Chronischer Schmerz bei HIV-Patienten

Jede Person, die mit HIV lebt, muss auf chronische Schmerzen untersucht werden, neue HIVMA-Richtlinien empfehlen.

Jede Person, die mit HIV lebt, muss auf chronische Schmerzen untersucht werden, neue HIVMA-Richtlinien empfehlen. Da anhaltender Schmerz ein signifikantes Problem ist, das 39 bis 85 Prozent der Menschen betrifft, die mit HIV leben, sollte jeder, der an der Infektion leidet, auf chronische Schmerzen untersucht werden, Empfehlungen von der HIV Medicine Association (HIVMA) der Gesellschaft für Infektionskrankheiten in Amerika (IDSA) ). Jene, die positiv screenen, sollten eine Vielzahl von Optionen für die Behandlung von Schmerzen angeboten bekommen, beginnend mit nicht-medikamentöser Behandlung wie kognitiver Verhaltenstherapie, Yoga und Physiotherapie, schlagen die ersten umfassenden Richtlinien zu HIV und chronischen Schmerzen vor.

"Da HIV-Kliniker in der Regel keine Experten für Schmerztherapie sind, sollten sie eng mit anderen zusammenarbeiten, wie Schmerzspezialisten, Psychiatern und Physiotherapeuten, um die Schmerzen ihrer Patienten zu lindern", sagte Douglas Bruce, MD, MS, Leitautor von die Richtlinien, Leiter der Medizin bei Cornell Scott-Hill Health Center, und Associate Clinical Professor für Medizin an der Yale University, New Haven, Connecticut. "Diese umfassenden Richtlinien bieten die Werkzeuge und Ressourcen HIV-Spezialisten benötigen, um diese oft komplexen Patienten zu behandeln, viele von denen kämpfen mit Depression, Substanzgebrauchsstörungen und haben andere Gesundheitszustände wie Diabetes. "Lesen Sie mehr über die Faktoren, die Ihr Risiko für HIV erhöhen

Die Richtlinien empfehlen, dass alle Menschen mit HIV mit ein paar einfachen Fragen auf chronische Schmerzen untersucht werden:

Wie viel körperliche Schmerzen hatten Sie während der Woche?

Haben Sie körperliche Schmerzen, die länger als drei Monate gedauert haben?

Diejenigen, die einen positiven Befund zeigen, sollten umfassend untersucht werden, einschließlich einer körperlichen Untersuchung, einer psychosozialen Bewertung und eines diagnostischen Tests.
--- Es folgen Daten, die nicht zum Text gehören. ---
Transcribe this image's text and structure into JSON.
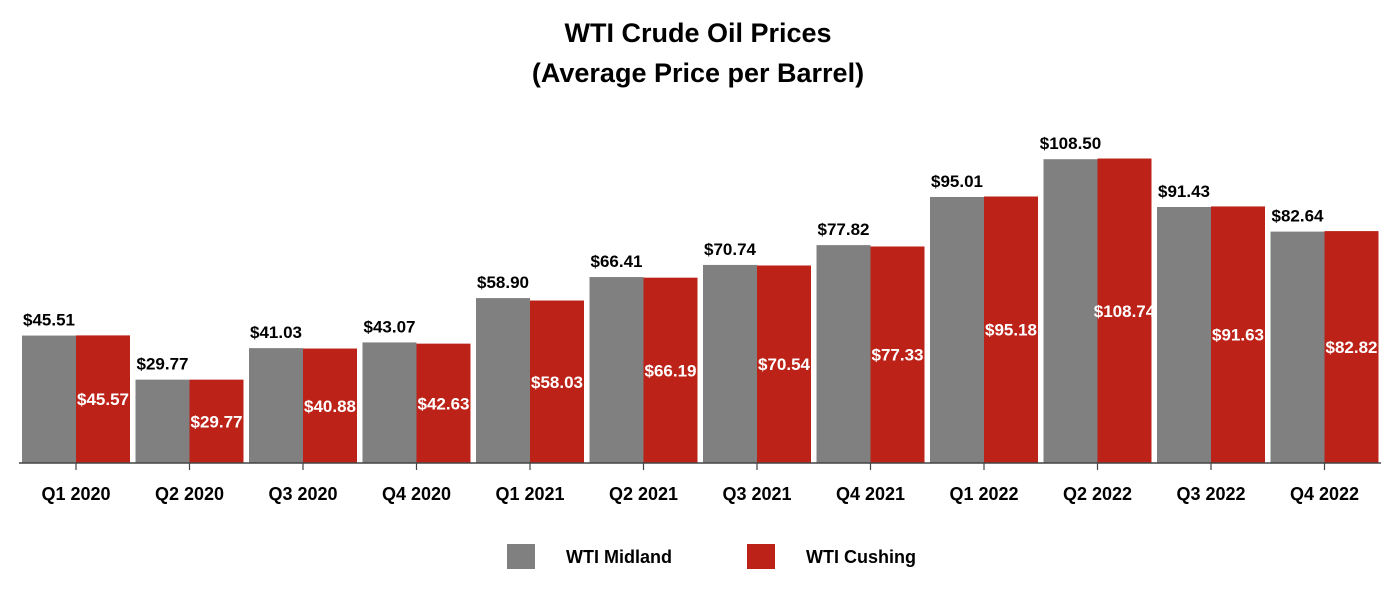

Fast die Hälfte der chronischen Schmerzen bei Menschen mit HIV ist neuropathisch (Nervenschmerzen), wahrscheinlich aufgrund einer Entzündung oder Verletzung des zentralen oder peripheren Nervensystems durch die Infektion verursacht. Nicht-neuropathischer Schmerz ist typischerweise muskuloskelettal, wie Rückenschmerzen und Osteoarthritis in den Gelenken. "Es ist seit langem bekannt, dass Patienten mit HIV / AIDS ein hohes Risiko für Schmerzen haben und ihre Schmerzen unzureichend diagnostiziert und behandelt werden", sagte Peter Selwyn, MD, MPH, Co-Vorsitzender der Leitlinien und Professor und Vorsitzender der Abteilung für Familien- und Sozialmedizin und Direktor des Palliative Care Programms für das Montefiore Medical Center, Albert-Einstein-College für Medizin, Bronx, NY. Lesen Sie hier Neuer HIV-Test, um versteckte Viren schneller zu finden

"Dies ist eine alternde Bevölkerung und die sich verändernden klinischen Manifestationen von HIV, Komplexität der Krankheit und zusätzliche Herausforderungen im Zusammenhang mit Drogenmissbrauch machen die Behandlung kompliziert. Diese Richtlinien helfen dabei, Klarheit bei der Behandlung dieser Patienten zu schaffen. "HIV-Spezialisten sollten mit einem interdisziplinären Team zusammenarbeiten, um eine multimodale Behandlung anzubieten. Die Leitlinien empfehlen zunächst alternative, nicht-pharmakologische Therapien, einschließlich kognitiver Verhaltenstherapie, Yoga, Physio- und Ergotherapie, Hypnose und Akupunktur.

Wenn Medikamente benötigt werden, empfehlen die Richtlinien, mit Nicht-Opioiden wie Gabapentin (Antischmerzmittel) und Capsaicin (örtlicher Schmerzmittel aus Chilischoten) zu beginnen, die beide bei Nervenschmerzen helfen. "Opioide sind nie die erste Linie", sagte Dr. Bruce. "Die Leitlinien empfehlen immer die effektivste Behandlung mit dem geringsten Risiko." Die Richtlinien wurden in der Zeitschrift veröffentlicht Klinische Infektionskrankheiten.